Most garden fertilizers should be rich in the last two elements. All fertilizers whether chemical or organic in origin contain these three nutrients, in that specific order. If you would like to use fewer chemicals, use cow, sheep or poultry manure, and Espoma and “Tone” products, like gardentone. Whatever you use be sure to read the label, and follow the directions as indicated. If you have questions, ask English Gardens staff for “Good Advice to Grow On”.

Extending Your Season

Usually, in Michigan the gardening season begins about May 15, and ends about October 15. Not even half a year! However, there are ways to extend your gardening season, here are a few suggestions:

  1. Start vegetable seeds indoors, especially vegetables that take several months to produce ripe ‘fruit’, like tomatoes. Starting seeds up to two months before the last frost usually can give you a considerable head start.
  2. Don’t plant peppers too early, however.
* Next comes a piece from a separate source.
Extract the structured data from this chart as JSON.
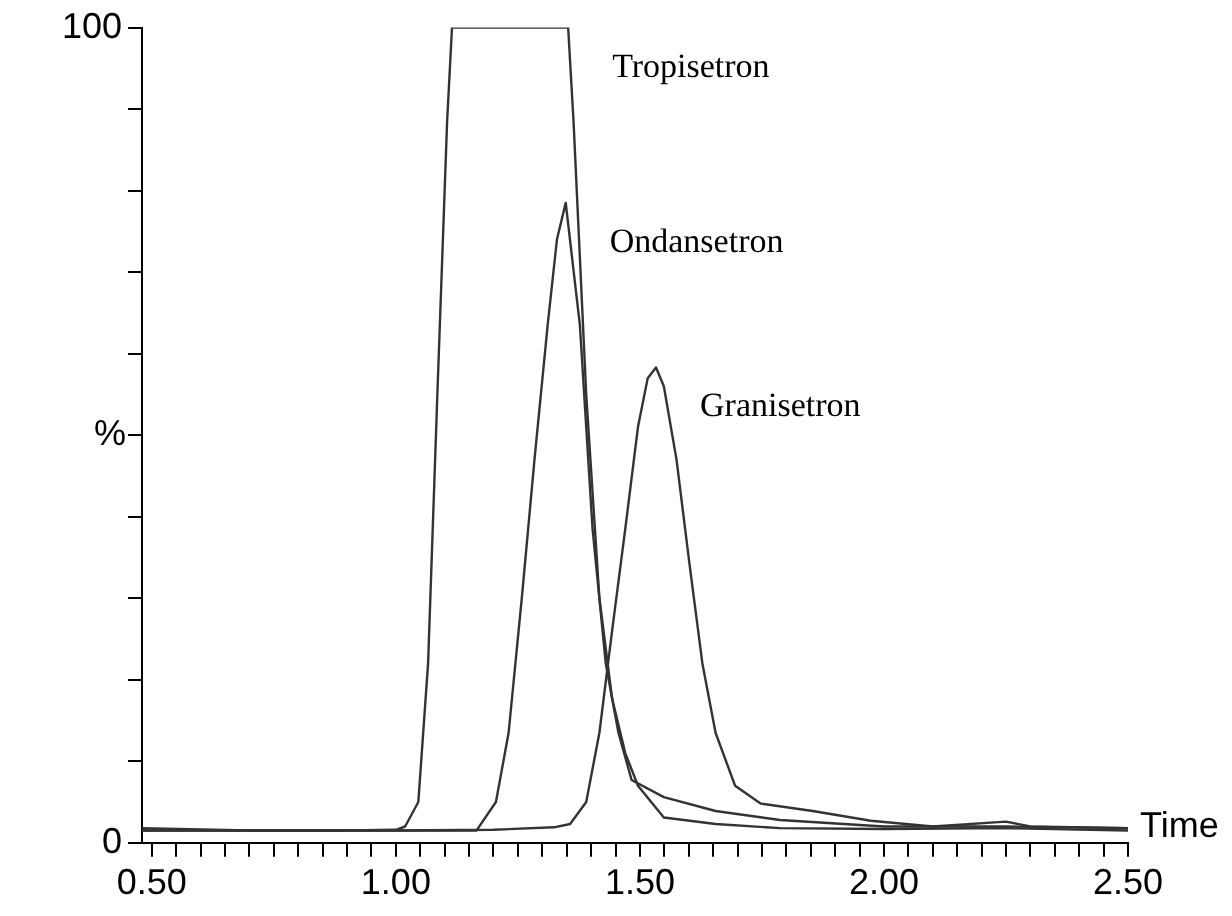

Cold soil temperatures delay the plant’s development. Use wall-o-water or cold frames to protect newly transplanted seedlings.
  3. Plant cool season crops early, before May 15. Early cabbage, peas, radishes, broccoli and some lettuce seed can be sown up to a month before the last frost outdoors. Very often seedlings can be planted several weeks before the last frost.
  4. Plant seedlings a couple weeks early. A floating row cover may help protects plants from frost damage, and help maintain a warmer air temperature beneath it. Sunlight can penetrate the cover to allow for growth, and it does not have to be removed during the day. It also allows air-circulation, and water to penetrate it too. Use it again in the fall to extend the end of the season a couple more weeks.
  5. Plant another batch of cool season vegetable seeds 8-10 weeks before the first fall frost, and harvest those vegetables in early fall. Many cool crops plants like broccoli, cabbage and brussell sprouts actually taste better after a frost. Mark your rows of carrots and turnips and you can dig them even in the snow.